We had a bunch of machines all hitting the same URLs on www.example.com, so we put up a squid reverse proxy on ourcache.example.com so that http://www.example.com/foo/bar would get served and cached by http://ourcache.example.com/foo/bar
sudo apt-get install squid squid-cgi # squid-cgi enables the cache manager web interface
Edit /etc/squid/squid.conf. It's very well documented, and we only had to modify a few lines from the default ubuntu hardy config:
Allow other local machines to use our cache:
acl our_networks src 10.42.42.0/24
http_access allow our_networks
instead of the default of:
http_access allow localhost
Have the cache listen on port 80 and forward all requests to www.example.com:
http_port 80 defaultsite=www.example.com
cache_peer www.example.com parent 80 0 no-query originserver
In our case, we wanted to cache pages that included "GET parameters" in the URL, such as http://www.example.com/search?query=foo (which is something you should only do in special cases):
# enable logging of the full URL, so you can see what's going on (though it's a potential privacy risk to your users)
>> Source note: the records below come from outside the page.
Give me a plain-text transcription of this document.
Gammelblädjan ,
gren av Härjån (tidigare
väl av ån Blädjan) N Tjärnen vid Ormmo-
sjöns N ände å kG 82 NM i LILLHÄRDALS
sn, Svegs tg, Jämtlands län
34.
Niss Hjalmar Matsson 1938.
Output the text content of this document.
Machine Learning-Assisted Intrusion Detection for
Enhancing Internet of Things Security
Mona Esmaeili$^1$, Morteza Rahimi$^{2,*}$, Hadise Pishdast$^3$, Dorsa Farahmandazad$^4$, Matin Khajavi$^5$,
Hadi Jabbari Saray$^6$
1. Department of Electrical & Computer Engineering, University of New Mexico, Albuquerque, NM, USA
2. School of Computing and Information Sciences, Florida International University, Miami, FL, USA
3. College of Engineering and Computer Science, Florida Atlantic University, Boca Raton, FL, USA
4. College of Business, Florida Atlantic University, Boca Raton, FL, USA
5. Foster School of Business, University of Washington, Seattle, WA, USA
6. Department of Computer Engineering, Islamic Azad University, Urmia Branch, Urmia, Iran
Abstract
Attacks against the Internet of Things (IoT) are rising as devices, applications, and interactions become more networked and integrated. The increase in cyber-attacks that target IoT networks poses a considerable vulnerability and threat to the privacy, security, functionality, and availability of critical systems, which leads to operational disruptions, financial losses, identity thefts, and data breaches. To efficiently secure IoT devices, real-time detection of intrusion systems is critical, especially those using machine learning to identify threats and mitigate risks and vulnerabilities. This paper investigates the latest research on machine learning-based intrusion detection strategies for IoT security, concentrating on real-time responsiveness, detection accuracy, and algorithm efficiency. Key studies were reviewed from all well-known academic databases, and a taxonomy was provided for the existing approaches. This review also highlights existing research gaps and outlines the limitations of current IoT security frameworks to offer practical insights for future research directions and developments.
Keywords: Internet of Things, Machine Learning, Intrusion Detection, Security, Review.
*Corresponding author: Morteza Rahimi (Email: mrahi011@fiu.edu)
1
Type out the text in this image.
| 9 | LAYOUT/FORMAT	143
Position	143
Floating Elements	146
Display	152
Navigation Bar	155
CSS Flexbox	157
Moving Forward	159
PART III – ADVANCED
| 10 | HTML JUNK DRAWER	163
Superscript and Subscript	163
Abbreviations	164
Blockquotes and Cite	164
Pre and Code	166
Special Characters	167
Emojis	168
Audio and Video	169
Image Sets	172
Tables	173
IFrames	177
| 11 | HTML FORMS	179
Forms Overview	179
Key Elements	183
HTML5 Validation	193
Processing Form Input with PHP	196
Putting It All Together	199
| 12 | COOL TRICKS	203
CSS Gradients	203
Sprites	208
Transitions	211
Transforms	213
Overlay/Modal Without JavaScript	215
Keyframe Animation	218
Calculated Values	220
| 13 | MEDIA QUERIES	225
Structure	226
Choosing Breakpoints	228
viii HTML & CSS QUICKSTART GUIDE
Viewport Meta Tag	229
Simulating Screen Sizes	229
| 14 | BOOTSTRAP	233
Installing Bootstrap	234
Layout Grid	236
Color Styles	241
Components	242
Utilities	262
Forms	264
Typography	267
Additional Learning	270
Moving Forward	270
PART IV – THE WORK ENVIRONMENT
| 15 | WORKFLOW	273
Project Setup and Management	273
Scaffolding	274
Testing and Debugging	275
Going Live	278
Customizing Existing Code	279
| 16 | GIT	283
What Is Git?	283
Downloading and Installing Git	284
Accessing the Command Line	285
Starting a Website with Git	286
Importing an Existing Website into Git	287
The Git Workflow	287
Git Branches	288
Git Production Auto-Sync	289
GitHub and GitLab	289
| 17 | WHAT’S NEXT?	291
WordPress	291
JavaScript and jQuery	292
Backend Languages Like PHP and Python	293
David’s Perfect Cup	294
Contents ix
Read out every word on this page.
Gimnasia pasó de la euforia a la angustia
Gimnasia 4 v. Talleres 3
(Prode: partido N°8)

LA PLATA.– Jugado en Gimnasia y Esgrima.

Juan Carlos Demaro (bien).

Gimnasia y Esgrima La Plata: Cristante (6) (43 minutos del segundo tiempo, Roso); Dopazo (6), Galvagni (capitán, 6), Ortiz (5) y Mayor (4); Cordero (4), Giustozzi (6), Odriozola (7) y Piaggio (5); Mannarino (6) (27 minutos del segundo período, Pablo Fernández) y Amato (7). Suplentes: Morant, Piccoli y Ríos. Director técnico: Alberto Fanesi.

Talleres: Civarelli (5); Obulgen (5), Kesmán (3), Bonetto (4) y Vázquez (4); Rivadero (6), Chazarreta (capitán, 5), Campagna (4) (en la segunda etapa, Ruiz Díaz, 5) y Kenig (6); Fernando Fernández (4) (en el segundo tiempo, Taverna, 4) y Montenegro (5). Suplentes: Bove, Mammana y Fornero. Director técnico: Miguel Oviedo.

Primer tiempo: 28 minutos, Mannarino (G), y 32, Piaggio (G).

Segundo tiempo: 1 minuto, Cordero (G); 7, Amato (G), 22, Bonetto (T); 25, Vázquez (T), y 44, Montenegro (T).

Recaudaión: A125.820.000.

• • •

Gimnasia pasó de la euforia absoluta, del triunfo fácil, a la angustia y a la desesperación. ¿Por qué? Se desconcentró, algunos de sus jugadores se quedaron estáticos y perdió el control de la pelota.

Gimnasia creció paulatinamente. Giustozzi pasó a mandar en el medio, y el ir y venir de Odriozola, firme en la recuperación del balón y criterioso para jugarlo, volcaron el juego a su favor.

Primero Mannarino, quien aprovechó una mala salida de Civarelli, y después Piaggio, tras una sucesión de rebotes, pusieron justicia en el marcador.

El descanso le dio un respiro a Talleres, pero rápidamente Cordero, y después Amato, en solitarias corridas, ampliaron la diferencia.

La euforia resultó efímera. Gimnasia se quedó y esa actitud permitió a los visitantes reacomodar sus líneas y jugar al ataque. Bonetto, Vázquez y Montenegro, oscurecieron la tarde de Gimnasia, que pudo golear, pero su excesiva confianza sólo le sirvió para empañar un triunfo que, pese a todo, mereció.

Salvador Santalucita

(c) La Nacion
Comment out the lines that exclude cgi-bin and GET parameter URLs from being cached:
#acl QUERY urlpath_regex cgi-bin \?
#cache deny QUERY
Then we went to: http://localhost/cgi-bin/cachemgr.cgi to see how well our cache was working (blank login and password by default).
After doing an "/etc/init.d/squid restart", we found that we could hit http://ourcache.example.com/foo/bar.html and get http://www.example.com/foo/bar.html, as expected.